Career change helps alumna discover her purpose

Mary Jenkins-Williams
Mary Jenkins-Williams

Mary Jenkins-Williams said she would never be a teacher.

After earning a bachelor's in business administration, Jenkins-Williams became one of the first black merchandise managers for a national department store chain. On her first day on the job, an employee quit because she refused to work for an African American. Six years later, Jenkins-Williams decided she needed a change.

"While trying to figure out what I wanted to do next, I decided to try substitute teaching," she said. "I fell in love. I needed to go back to school to become certified. I was married and had little ones at home, so I chose Wayne State because it was affordable, close and diverse."

Jenkins-Williams completed the College of Education's master of arts in teaching program in three years. She was impressed by the faculty, many of whom had a strong influence on her teaching style.

"Jacqueline Tillis was a phenomenal woman. Her class was one of the most challenging courses I had. She taught us how to differentiate lessons according to readiness levels of all students," she said. "Geralyn Stephens was also inspiring. I used what she taught me within the classroom and in my life. I see her as a mentor, role model and friend."

Jenkins-Williams returned to the college to earn an education specialist certificate so she could become a K-12 administrator. The unexpected death of two close family members almost derailed her plans.

"I lost my mom and grandmother within one year of each other," she said. "It was devastating. They were two of the most important women in my life, and their deaths were a shock to my system. I was tempted to stop and finish later, but the support I received from my cohort and professors helped me get through one of the most challenging times of my life."

Although she was qualified to be an administrator, Jenkins-Williams continued teaching because she loved being in the classroom. She taught social studies for 20 years at Detroit schools, including Taft Middle School and Southwestern, Cass Technical, Cody, and University Prep Science and Math high schools. Another role model and mentor, Gabriella Gui - a founding member of University Prep and a former president of the Wayne State University Alumni Association - convinced her to help train new educators.

"Having that administrative certification from Wayne State gave me the opportunity to advance my career," she said. "I became an instructional coach and supported more than 30 teachers."

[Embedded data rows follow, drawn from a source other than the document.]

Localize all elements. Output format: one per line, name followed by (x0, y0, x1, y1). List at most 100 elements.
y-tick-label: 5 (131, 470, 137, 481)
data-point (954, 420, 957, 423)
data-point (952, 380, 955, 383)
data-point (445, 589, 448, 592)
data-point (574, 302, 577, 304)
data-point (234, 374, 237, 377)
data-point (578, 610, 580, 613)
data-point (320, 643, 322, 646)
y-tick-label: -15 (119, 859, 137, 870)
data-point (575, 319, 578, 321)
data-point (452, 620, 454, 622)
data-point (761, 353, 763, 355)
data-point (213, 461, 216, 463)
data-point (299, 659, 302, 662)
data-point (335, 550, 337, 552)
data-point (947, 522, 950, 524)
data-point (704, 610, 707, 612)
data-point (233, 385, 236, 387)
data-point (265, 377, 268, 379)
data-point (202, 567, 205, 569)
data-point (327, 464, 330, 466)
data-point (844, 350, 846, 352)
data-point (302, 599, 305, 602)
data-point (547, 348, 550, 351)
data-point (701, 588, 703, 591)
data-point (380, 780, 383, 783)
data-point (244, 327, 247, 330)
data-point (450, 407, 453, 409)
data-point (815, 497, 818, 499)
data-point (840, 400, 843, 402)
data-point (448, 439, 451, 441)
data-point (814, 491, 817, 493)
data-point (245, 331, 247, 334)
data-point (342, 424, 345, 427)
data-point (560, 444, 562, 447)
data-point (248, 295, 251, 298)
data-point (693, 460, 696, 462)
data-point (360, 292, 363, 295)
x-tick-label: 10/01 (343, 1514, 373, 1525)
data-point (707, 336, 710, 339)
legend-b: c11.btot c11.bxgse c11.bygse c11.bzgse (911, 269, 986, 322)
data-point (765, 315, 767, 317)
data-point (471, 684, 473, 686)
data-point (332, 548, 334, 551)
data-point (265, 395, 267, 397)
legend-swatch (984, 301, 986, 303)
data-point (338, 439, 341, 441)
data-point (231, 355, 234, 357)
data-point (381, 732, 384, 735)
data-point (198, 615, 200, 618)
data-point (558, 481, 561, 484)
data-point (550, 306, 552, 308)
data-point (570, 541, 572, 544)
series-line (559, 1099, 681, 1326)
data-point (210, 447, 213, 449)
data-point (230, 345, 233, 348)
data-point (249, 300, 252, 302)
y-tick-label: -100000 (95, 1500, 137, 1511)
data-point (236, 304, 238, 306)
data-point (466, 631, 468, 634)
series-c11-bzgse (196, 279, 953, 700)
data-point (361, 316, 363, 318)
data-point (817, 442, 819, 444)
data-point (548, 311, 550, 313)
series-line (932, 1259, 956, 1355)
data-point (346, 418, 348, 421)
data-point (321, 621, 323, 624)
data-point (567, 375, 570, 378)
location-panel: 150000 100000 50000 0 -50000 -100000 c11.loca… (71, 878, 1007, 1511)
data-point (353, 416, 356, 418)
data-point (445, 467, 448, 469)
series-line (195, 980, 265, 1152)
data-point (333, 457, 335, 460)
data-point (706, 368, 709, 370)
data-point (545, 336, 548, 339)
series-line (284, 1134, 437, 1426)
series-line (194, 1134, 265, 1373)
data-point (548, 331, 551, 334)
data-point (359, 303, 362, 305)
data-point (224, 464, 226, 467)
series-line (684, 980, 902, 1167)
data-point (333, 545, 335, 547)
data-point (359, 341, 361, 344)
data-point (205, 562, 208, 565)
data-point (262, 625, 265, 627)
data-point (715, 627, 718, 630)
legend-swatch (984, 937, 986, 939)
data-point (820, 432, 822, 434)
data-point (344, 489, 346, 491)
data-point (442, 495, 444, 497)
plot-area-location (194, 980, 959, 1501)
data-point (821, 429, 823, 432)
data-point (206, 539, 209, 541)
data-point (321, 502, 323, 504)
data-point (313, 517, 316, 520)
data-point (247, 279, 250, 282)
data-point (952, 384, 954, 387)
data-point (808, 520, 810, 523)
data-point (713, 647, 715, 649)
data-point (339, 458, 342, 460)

Next, Jenkins-Williams served as director of professional development and teacher training for the Education Achievement Authority, where she collected and analyzed data to provide professional development and researched best practices. Because she missed working directly with students, she started her own company, Jenkins-Williams Institute for Change, LLC. She was trained by the state of Michigan to provide multitiered systems of support, including positive behavior interventions and support, in five schools.

"I supported teachers in building relationships with students so they could address behavioral issues and assist students with their social and emotional needs. Many students are dealing with traumatic experiences, and we must support them before we can teach them," she said. "It is important to know content and how to apply theory, but it is equally important to build relationships with students. When you have those relationships, you can teach students anything."

Missing direct student interaction, Jenkins-Williams - who earned her doctorate in education a few years ago - recently accepted a position as assistant principal at Franklin Middle School, part of the Wayne-Westland Community School District.

A Detroit native and Pershing High School alumna, Jenkins-Williams believes it is important to give back. She became a member of the Wayne State University Alumni Association board last year. She also serves on the board of the university's Organization of Black Alumni.

"I joined both boards because I am a product of Wayne State," she said. "The university has made a difference in not only my life but also in the lives of my family. I am a first-generation college student. By setting that example and being a role model, I let my family see what is possible with hard work and determination. Four of my five sisters, my three children, and most of my 19 nieces and nephews have gone to college. Now, it is important for me to share with others what Wayne State has done for me. I hope to continue being an inspiration to others."

Jenkins-Williams encouraged her family and friends to attend Wayne State. Her son, Malcolm, is a senior majoring in kinesiology in the College of Education and a member of the football team. One of her sisters is an alumna, and one of her closest friends is a doctoral student.

"Everything I have experienced at Wayne - including being able to support my son on the football team - has been great. I love the transformation the university is going through right now. I support what the president, provost, and Office of Diversity and Inclusion are doing," she said. "Wayne State is a premier university where students receive a quality education. I wear my Wayne State pin with pride, and I have a bumper sticker on my car. I tell people how proud I am of everything the university has done and how it is changing lives. You don't have to go far away to have a great educational experience - you can do it right here in Detroit."

These days, the woman who said she'd never be a teacher is encouraging others - particularly young people from underrepresented groups - to become educators. If she had to do it all again, Jenkins-Williams would not change a thing.

"This is it for me," she said. "Educating, inspiring and motivating students to finish high school and helping teachers have the same kind of fulfillment I have had has been my life's mission."